他们来得晚,坐的位置还算偏僻,顶上一盏小灯笼下,很容易照得人五官轮廓惨白扁平。但陆柏珵就没有这样的困扰。他鼻梁高挺,十分流畅的线条,眉眼深邃,垂下时能看到细密的长睫阴影……不止耐看,初见便让人印象深刻。
就比如舒清。
虽然万希为了顾及女孩子家的面子没有明说,但从她突然转变撮合的态度来看,舒清也能猜到个七七八八。
陆柏珵喜欢姜绯。
无论他们是什么时候在一起的,舒清就是知道,在她和陆柏珵认识的时候,甚至更早以前,陆柏珵就喜欢姜绯。
在这方面,她的第六感一向很准。
谈不上自己是什么心态,她只知道自己跟着陆柏珵过来时,所有原先恪守的规则都被打乱了。
一顿迟到的晚餐,结束时快要晚上九点。张睿去取车,陆柏珵去洗手间,舒清在原桌等待间隙倏尔听到手机振动,寻了会儿才发现源头是在陆柏珵挂椅子上的外套口袋里。

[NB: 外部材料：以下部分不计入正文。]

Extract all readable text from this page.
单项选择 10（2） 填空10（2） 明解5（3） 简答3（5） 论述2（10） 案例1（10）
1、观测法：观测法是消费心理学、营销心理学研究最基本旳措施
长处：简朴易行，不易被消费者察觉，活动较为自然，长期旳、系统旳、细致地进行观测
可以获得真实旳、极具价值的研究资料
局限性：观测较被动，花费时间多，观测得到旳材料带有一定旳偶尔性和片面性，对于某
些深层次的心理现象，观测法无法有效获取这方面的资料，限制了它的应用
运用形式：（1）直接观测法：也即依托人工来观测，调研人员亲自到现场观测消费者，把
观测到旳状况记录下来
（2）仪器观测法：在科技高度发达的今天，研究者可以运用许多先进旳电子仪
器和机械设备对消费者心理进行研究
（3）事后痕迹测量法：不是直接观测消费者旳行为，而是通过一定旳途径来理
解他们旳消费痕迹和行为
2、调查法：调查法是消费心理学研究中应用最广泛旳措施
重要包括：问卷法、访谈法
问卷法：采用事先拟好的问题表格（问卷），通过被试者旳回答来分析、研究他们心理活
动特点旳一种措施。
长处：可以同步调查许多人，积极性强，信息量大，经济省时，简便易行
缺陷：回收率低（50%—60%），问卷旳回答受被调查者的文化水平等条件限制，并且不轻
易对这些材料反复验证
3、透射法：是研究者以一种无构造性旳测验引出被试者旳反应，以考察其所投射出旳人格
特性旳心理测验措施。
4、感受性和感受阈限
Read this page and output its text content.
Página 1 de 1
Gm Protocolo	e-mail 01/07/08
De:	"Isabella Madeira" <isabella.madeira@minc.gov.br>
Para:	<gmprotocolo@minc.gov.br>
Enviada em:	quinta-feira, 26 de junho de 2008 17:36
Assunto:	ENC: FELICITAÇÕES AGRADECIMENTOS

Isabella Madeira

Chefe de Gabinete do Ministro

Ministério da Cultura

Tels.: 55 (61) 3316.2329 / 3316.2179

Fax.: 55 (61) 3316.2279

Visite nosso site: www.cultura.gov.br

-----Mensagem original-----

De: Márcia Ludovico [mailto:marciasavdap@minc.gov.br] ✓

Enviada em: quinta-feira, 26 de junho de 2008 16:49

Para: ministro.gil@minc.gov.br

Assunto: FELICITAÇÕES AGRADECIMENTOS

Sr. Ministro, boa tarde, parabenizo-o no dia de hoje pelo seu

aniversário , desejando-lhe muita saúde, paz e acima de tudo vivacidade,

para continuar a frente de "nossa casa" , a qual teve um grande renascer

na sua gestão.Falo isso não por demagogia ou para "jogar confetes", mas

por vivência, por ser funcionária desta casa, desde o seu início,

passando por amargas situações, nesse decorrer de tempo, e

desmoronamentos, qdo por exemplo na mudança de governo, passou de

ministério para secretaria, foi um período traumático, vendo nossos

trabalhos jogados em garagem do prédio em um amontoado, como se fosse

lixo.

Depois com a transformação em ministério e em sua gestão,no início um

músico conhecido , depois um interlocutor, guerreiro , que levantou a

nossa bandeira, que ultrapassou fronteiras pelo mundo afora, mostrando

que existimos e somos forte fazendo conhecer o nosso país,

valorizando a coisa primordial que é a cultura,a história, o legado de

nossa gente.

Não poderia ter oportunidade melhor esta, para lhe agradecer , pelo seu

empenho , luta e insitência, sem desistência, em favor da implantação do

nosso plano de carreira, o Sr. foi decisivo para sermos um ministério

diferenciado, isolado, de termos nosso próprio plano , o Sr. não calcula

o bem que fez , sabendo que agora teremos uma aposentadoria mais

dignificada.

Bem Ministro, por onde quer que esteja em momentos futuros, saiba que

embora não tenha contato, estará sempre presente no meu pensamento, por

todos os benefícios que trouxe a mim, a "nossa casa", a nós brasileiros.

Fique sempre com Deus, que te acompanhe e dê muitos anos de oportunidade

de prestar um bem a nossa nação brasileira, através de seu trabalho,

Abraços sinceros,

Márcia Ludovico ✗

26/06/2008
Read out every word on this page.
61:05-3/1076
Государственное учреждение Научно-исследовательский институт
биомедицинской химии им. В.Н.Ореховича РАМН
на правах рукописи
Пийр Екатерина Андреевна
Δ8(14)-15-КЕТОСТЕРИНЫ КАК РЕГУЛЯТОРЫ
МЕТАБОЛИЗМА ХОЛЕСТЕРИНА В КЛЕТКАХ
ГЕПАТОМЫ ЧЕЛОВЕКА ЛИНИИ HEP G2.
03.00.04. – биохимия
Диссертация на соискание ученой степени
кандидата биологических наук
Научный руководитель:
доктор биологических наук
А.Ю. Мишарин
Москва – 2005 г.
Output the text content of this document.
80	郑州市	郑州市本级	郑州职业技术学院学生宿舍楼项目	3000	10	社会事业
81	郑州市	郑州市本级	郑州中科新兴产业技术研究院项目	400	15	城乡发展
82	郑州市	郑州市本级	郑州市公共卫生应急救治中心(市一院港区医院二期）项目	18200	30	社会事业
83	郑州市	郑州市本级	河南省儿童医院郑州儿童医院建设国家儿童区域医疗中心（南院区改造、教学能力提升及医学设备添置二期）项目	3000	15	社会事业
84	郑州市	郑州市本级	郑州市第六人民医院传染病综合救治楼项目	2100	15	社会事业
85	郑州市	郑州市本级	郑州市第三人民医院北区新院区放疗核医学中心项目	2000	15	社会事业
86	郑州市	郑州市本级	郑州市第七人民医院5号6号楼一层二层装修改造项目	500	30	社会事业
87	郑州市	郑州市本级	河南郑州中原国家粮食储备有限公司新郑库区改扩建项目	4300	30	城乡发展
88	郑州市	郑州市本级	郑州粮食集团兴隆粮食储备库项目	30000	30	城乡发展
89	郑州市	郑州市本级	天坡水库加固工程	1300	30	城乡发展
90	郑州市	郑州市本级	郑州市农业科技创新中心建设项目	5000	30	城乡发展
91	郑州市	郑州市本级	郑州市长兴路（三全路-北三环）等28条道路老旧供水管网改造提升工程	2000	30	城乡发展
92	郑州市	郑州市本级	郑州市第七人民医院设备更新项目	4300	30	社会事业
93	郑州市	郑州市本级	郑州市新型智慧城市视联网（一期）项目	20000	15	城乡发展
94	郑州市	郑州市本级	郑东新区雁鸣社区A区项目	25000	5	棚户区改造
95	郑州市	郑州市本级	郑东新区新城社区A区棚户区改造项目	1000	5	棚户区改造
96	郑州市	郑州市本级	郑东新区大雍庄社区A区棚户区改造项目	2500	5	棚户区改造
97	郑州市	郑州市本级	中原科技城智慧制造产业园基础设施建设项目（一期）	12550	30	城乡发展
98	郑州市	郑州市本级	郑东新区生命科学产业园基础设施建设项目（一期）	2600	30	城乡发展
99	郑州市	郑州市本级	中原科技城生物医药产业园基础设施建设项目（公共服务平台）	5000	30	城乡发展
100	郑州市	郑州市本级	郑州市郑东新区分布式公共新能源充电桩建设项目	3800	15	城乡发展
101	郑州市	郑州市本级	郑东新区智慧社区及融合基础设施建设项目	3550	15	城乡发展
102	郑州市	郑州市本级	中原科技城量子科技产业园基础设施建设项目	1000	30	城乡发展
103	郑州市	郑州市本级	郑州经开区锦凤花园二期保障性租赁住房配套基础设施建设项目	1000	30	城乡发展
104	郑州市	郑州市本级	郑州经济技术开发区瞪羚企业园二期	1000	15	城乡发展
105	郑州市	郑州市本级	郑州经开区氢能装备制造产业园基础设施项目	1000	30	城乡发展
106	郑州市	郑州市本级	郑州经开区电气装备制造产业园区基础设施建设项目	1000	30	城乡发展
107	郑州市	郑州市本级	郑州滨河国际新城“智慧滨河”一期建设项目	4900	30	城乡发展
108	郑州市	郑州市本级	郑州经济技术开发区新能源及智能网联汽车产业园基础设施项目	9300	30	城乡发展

手机对陆柏珵来说只是交流工具,他没什么隐私在里面,自然也不会二十四小时不离手。
舒清心跳快起来。
鬼使神差的,她从口袋里拿出手机。
来电显示是非非。
结果显而易见,她接了。
*
姜绯在听到“非非姐”这个称谓时,第一反应是舒清居然叫她姐?
她手下一滑,生了些汗,问道:“陆柏珵呢?”
“他去洗手间了。”
洗手间……姜绯心思微转,这应该是在一起吃饭。她了解陆柏珵,不像她一样没有手机就活不下去,他手机里空空如也,连购物软件都没有,说白了就是给他一个只能电话短信的小灵通他都能用得顺手顺心。舒清能替他接电话,只能是巧合。但都这个时间点了,吃什么饭要吃这么久?
“你们现在在一起?”
“是呀,我是跟过来学习的。”
理智告诉姜绯不要多想,但舒清言语大方,语调还带着一股几不可察的轻快,着实让她不痛快。
她凉凉道:“哦,所以说,你们忙到现在。”
舒清笑笑,当是默认,“非非姐是有什么急事吗?用我转达还是我一会儿让小珵哥给你回电话?”
“……”
姜绯极其冷淡地道:“不用了。”
“我的手机?”
随话音落下,是手心一空。浸过水的指尖擦过耳廓,舒清凉得一哆嗦,像是被吓到,余光看到通话已结束,才说:“你吓我一跳。”
陆柏珵不语,皱着眉头翻了翻手机。
“为什么接我的电话。”
他头也不抬,又给姜绯打了回去。
“它响了好久,我怕是有什么急事,所以……”
舒清话还没说完,却见陆柏珵眉头愈皱愈紧,将手机放下,继续往外拨。
这次提示音还是正在通话中。
“舒清,”陆柏珵深吸一口气,像是压抑着怒火,他放下手机,“我知道你在想什么。我只能说当初我是什么答案,现在依旧不改,也劝你别再白费功夫,这种幼稚戏码不痛不痒,对我和姜绯根本不适用,明白了么?”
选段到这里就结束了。